Nem todos são pessimistas. Rand Fishkin, CEO da agência de pesquisa sobre audiências SparkToro, disse ao Jornal Económico que há pelo menos sete anos que a taxa de cliques no Google está em declínio. “Mas o Google não está sozinho e não é o maior culpado”, explicou Fishkin, referindo que redes sociais como Facebook, Reddit, YouTube, Instagram ou TikTok já enviam pouco tráfego para fora das plataformas. Da mesma forma, as ferramentas IA enviam para sites externos menos de 0,2% do tráfego que recebem.

Ainda assim, o tráfego nas páginas dos sites está a subir porque as pessoas não conseguem completar transações no Google ou ChatGPT. Fishkin defende que é o trabalho dos especialistas em marketing que tem de mudar. “As pessoas consomem conteúdos sobre a sua marca, indústria e os problemas que resolve noutras plataformas”, afirmou. Em vez de tentarem ganhar mais visitas, devem trabalhar para influenciar mais pessoas nas plataformas onde estas prestam atenção: redes sociais, respostas de motores de busca e plataformas IA.

“Para ser eficaz, o marketing digital tem de regressar à mentalidade do século XX”, desafiou. “Levar as pessoas a conhecer, gostar, confiar e recordar a sua marca através de mensagens, posicionamento e escolhas de canal inteligentes.”

Fishkin afasta os cenários de armagedão do SEO que outros temem numa indústria de 85 mil milhões de dólares (cerca de 74,4 mil milhões de euros). Também Jason Wilson, consultor de SEO e diretor da Lift Altitude em São Francisco, acredita que será uma oportunidade de estimular a criatividade.
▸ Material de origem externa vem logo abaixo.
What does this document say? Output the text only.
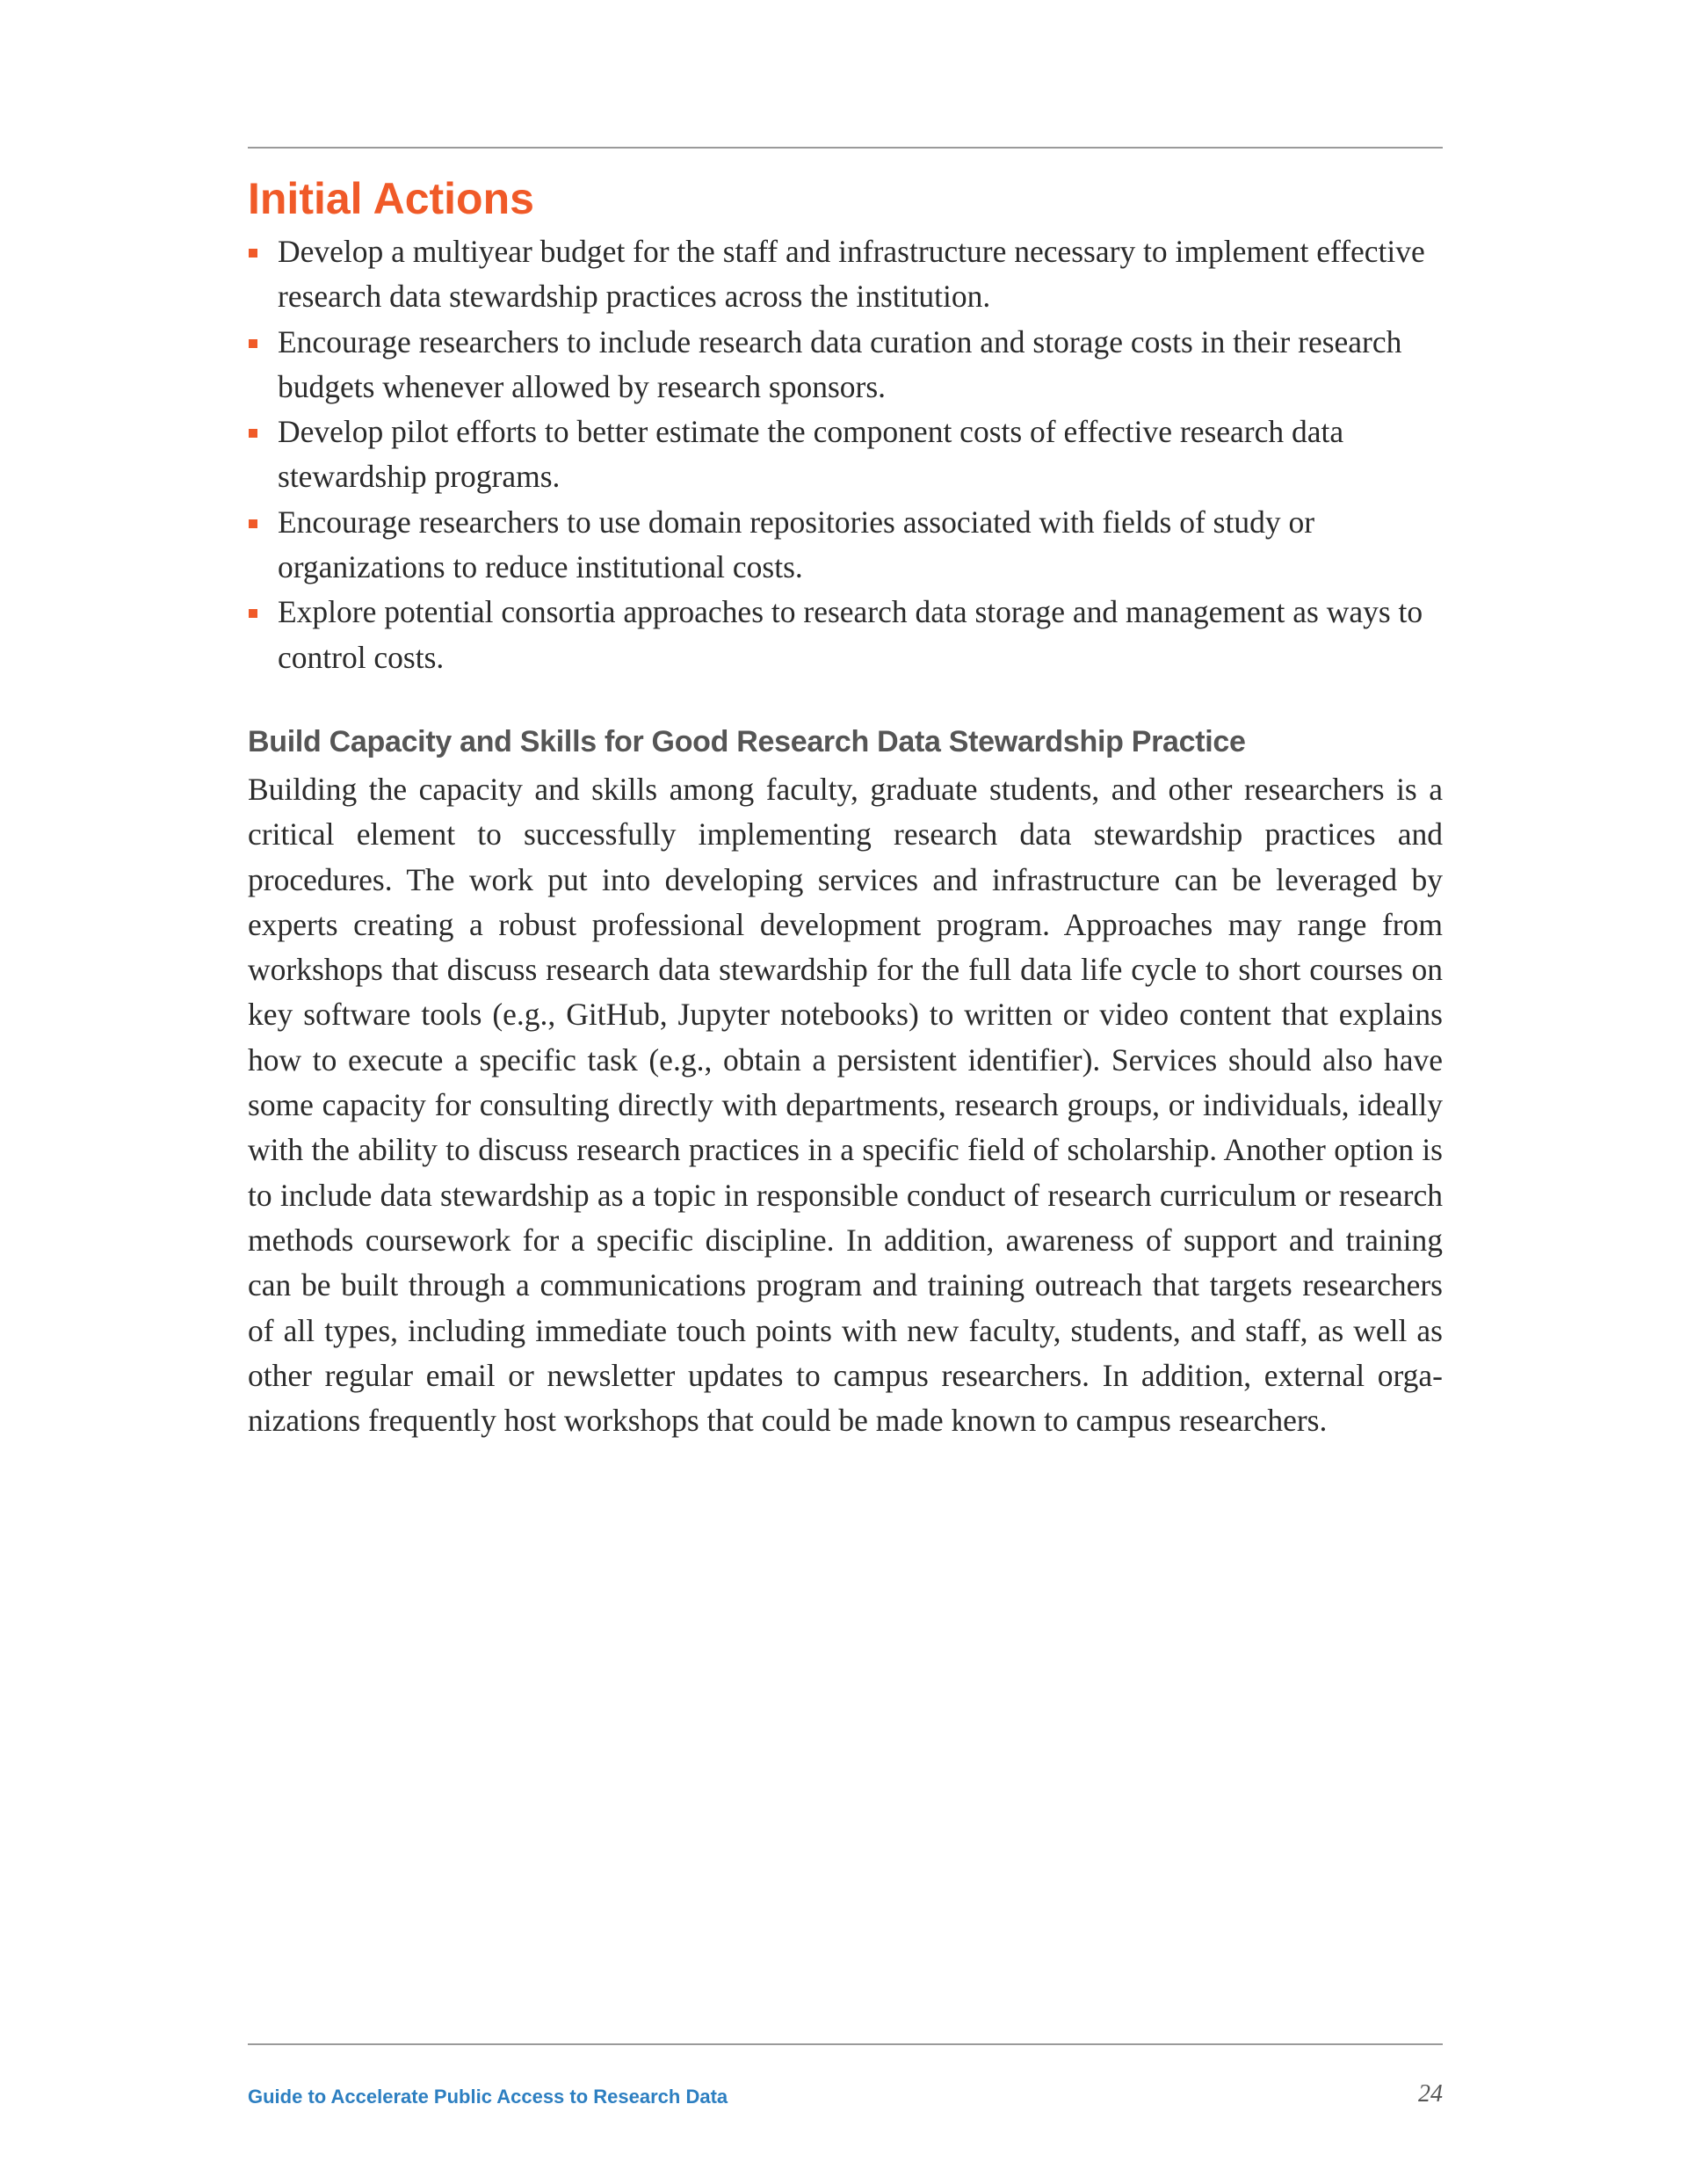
Initial Actions
Develop a multiyear budget for the staff and infrastructure necessary to implement effective research data stewardship practices across the institution.
Encourage researchers to include research data curation and storage costs in their research budgets whenever allowed by research sponsors.
Develop pilot efforts to better estimate the component costs of effective research data stewardship programs.
Encourage researchers to use domain repositories associated with fields of study or organizations to reduce institutional costs.
Explore potential consortia approaches to research data storage and management as ways to control costs.
Build Capacity and Skills for Good Research Data Stewardship Practice

Building the capacity and skills among faculty, graduate students, and other researchers is a critical element to successfully implementing research data stewardship practices and procedures. The work put into developing services and infrastructure can be leveraged by experts creating a robust professional development program. Approaches may range from workshops that discuss research data stewardship for the full data life cycle to short courses on key software tools (e.g., GitHub, Jupyter notebooks) to written or video content that explains how to execute a specific task (e.g., obtain a persistent identifier). Services should also have some capacity for consulting directly with departments, research groups, or individuals, ideally with the ability to discuss research practices in a specific field of scholarship. Another option is to include data stewardship as a topic in responsible conduct of research curriculum or research methods coursework for a specific discipline. In addition, awareness of support and training can be built through a communications program and training outreach that targets researchers of all types, including immediate touch points with new faculty, students, and staff, as well as other regular email or newsletter updates to campus researchers. In addition, external organizations frequently host workshops that could be made known to campus researchers.

Guide to Accelerate Public Access to Research Data	24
“Se as pessoas começarem a usar mais IA, continuará a haver um declínio acentuado nos cliques”, reconheceu ao OJE. Mas isso será acompanhado de um aumento das impressões, que já se nota. E embora ferramentas como o ChatGPT enviem pouco tráfego para os sites, as taxas de conversão de clientes são mais altas.

“Vai ser um mundo com várias plataformas, em que não podemos otimizar apenas para um algoritmo”, afirmou. “O nosso conteúdo tem de aparecer em múltiplos serviços.” Em vez de otimizar usando palavras-chave, terão de adaptar estratégias para serem relevantes nas respostas de bots IA.

Wilson acredita que o Google vai perder quota e o mercado será mais fragmentado, desembocando num cenário em que os motores de busca tradicionais se fundem com os motores IA. A Google certamente apontou para um futuro em que a app Gemini dominará a inteligência dos seus dispositivos, funcionando como assistente para todo o tipo de pesquisas em todo o tipo de aparelhos.
“A IA”, disse Sundar Pichai no Google I/O, “está a avançar a nossa missão intemporal de organizar a informação do mundo.”